Many scenic areas of the region are under state ownership, such as:
- Hocking Hills State Park, which includes the following sites:
  - Ash Cave
  - Cantwell Cliffs
  - Cedar Falls
  - Old Man's Cave
  - Rock House
  - Whispering Cave
- Hocking State Forest
- Conkle's Hollow State Nature Preserve
- Sheick Hollow State Nature Preserve
- Little Rocky Hollow State Nature Preserve
- Kessler Swamp State Nature Preserve
- Lake Logan State Park
- Wayne National Forest
- Rockbridge State Nature Preserve

The core area also includes two privately owned preserves, Crane Hollow and Camp Oty-Okwa (owned by Big Brothers and Big Sisters of Central Ohio).

The geological series that forms the Hocking Hills extends south and west, gradually diminishing but still forming impressive bluffs and gorges in:
- Clear Creek Metro Park, part of the Columbus and Franklin County Metropolitan Park District
- Rising Park in Lancaster
- Wahkeena Memorial State Nature Preserve in Fairfield County
- Christmas Rocks State Nature Preserve in Fairfield County
- Rhododendron Cove State Nature Preserve in Fairfield County
- Shallenberger State Nature Preserve in Fairfield County
- Saltpetre Cave State Nature Preserve in Hocking County
- Boch Hollow State Nature Preserve (exposure is along the westernmost edge only) in Hocking County
- Lake Katharine State Nature Preserve in Jackson County
- Blackhand Gorge State Nature Preserve in Licking County
- Liberty Wildlife Area in Jackson County

The Buckeye Trail, along with the North Country Trail and the American Discovery Trail, passes through the Hocking Hills region.

Also nearby are:
- Lake Hope State Park
- Zaleski State Forest
- Camp Wyandot
- Tar Hollow State Park
- Tar Hollow State Forest
- Camp Akita (UCC church camp)

==Climate==
The region has mild weather with an average rainfall of 40.3 inches per year and an average of about 175 sunny days per year. The average July high is 84.8 degrees Fahrenheit and the average January low is 19.3 degrees Fahrenheit.

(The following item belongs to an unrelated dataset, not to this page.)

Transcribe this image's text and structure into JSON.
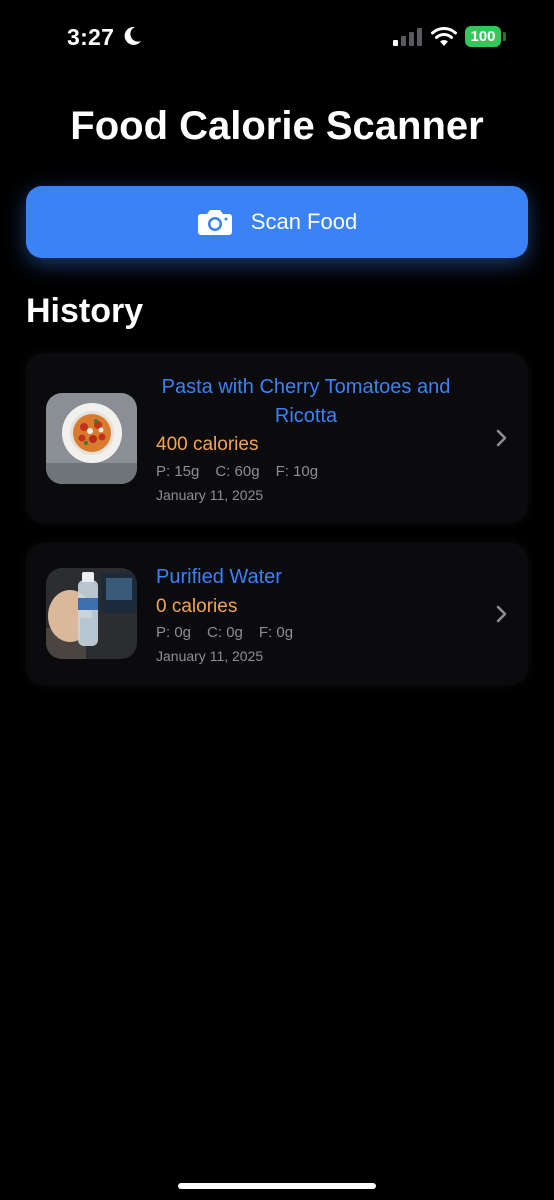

| Climate | Hocking Hills | United States |
|---|---|---|
| Rainfall (in.) | 40.3 | 36.5 |
| Snowfall (in.) | 18.2 | 25 |
| Precipitation days | 110 | 100 |
| Sunny days | 175 | 205 |
| Avg. July high | 84.8 | 86.5 |
| Avg. Jan. low | 19.3 | 20.5 |
| Comfort index (higher=better) | 46 | 44 |
| UV index | 5.2 | 4.3 |
| Elevation (ft.) | 776 | 1,060 |

==Vegetation==
The Hocking Hills area harbors a number of rare plants, including Huperzia porophila, the rock firmoss; Botrychium simplex, the least grape fern; Silene rotundifolia, the round-leaf catchfly, and Trichomanes boschianum, the Appalachian filmy fern.